Es geht uns im Ergebnis um nicht mehr und nicht weniger als die Einhaltung des Amtseides, den der Minister geleistet hat, und der sich daraus ergebenden Pflichten. Der Amtseid lautet - zu Ihrer Erinnerung -:

„Ich schwöre, dass ich meine ganze Kraft dem Wohle des Volkes widmen, Verfassung und Gesetz wahren, meine Pflichten gewissenhaft erfüllen und Gerechtigkeit gegen jedermann üben werde, so wahr mir Gott helfe.“

(Herr Gürth, CDU: Ja!)

Mit diesem Eid hat sich der Justizminister vor dem Landtag zu den verfassungsmäßigen Grundsätzen des Rechtsstaates bekannt und verpflichtet. Gerade ein Justizminister ist verpflichtet, sich ohne Ansehen der Per

son für Recht und Gesetz, das heißt für die Unabhängigkeit der Gerichte, für die Bindung der Gesetzgebung an die verfassungsmäßige Ordnung und für die Bindung von vollziehender und rechtsprechender Gewalt an Recht und Gesetz einzusetzen.

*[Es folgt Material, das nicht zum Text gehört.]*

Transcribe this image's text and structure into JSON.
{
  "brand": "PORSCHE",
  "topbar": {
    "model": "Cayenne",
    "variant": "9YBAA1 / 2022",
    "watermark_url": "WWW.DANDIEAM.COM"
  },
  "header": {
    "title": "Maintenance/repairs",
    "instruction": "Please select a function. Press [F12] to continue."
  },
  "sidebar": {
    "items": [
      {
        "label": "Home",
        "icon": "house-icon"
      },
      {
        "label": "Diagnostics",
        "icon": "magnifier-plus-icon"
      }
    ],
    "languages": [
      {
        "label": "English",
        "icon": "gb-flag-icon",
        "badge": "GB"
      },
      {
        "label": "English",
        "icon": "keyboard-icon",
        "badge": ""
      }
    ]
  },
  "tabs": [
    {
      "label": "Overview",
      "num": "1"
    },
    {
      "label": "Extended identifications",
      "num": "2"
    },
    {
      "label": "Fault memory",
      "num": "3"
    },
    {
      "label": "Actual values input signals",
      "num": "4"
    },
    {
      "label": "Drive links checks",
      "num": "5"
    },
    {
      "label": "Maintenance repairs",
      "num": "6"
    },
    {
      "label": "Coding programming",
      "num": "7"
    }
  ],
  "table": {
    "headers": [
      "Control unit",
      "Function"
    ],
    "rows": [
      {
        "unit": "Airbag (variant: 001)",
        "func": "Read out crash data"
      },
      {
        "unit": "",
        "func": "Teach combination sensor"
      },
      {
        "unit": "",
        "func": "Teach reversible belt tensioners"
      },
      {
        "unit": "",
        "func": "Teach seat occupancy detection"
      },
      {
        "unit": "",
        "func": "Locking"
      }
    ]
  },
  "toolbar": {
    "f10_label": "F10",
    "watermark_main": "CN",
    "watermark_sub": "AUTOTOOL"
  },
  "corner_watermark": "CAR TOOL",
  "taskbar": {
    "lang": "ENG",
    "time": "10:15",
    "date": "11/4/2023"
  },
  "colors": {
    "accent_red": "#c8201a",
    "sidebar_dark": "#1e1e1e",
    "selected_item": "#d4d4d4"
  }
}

Für die Amtsausübung unseres Justizministers bedeutet das im Ergebnis, dass er diese Grundsätze nicht nur nicht verletzen darf, sondern dass er Hüter dieser Grundsätze sein muss. Er hat Neutralität im Amt zu wahren, darf sein Amt weder missbrauchen noch Amtspflichtverletzungen begehen, darf nicht unzulässig Partei nehmen.

In den uns bekannten Fällen geht es gerade darum, ob er die oben aufgeführten Maßstäbe und Grundsätze verletzt hat. Konkret gefragt: Hat der Minister seinen Amtseid verletzt? Liegt eine Verletzung des Grundsatzes der Gewaltenteilung, mithin der Gewaltentrennung von Legislative, Exekutive und Judikative, und damit ein versuchter Eingriff in die Unabhängigkeit des Richters und folglich in die Unabhängigkeit gerichtlicher Entscheidungen vor?

Auch in dem zweiten bekannt gewordenen Fall stellt sich die Frage, ob hierin ein unzulässiger Eingriff in ein abgeschlossenes Verfahren, allerdings auf einer anderen Ebene, gesehen werden muss.

Als die Vorwürfe im Zusammenhang mit dem Schreiben an den Oberbürgermeister der Stadt Naumburg bekannt wurden, haben auch die Landesregierung und die Koalitionsfraktionen mit Blick auf das Gerichtsverfahren öffentlich von Amtsmissbrauch und von einem Fehler gesprochen. Hinsichtlich der Beantwortung der grundsätzlichen Frage bestand somit zu Beginn nicht einmal eine Differenz zwischen Regierung und Opposition - ein Umstand, der bei solch gravierenden Fragen nicht allzu häufig festgestellt werden kann.

Bei der Einordnung dieses Fehlers unterscheiden wir uns aber wesentlich. Während CDU und FDP dies als politischen Fehler ansehen, Bagatellisierung betreiben und alles daran setzen, den bereits erkennbaren Skandal unter den Teppich zu kehren, halten wir es für eine gravierende Amtspflichtverletzung.

In dem Ausspruch des Justizministers im „Naumburger Tageblatt“ von vorgestern - er hat ein Ehrenamt beim Kreisschützenverband Burgenlandkreis übernommen; ich zitiere -:

„In Zeiten, in denen unberechtigterweise an meinem Stuhl gesägt wird, ist das eine gute Unterstützung“

kommt zum Ausdruck, dass er sich über sein Fehlverhalten nicht im Klaren ist und aus den Vorgängen nichts gelernt hat. Herr Minister Becker fühlt sich noch immer zum Oberbürgermeister der Stadt Naumburg berufen und hat nicht in seine neue Rolle als Justizminister gefunden.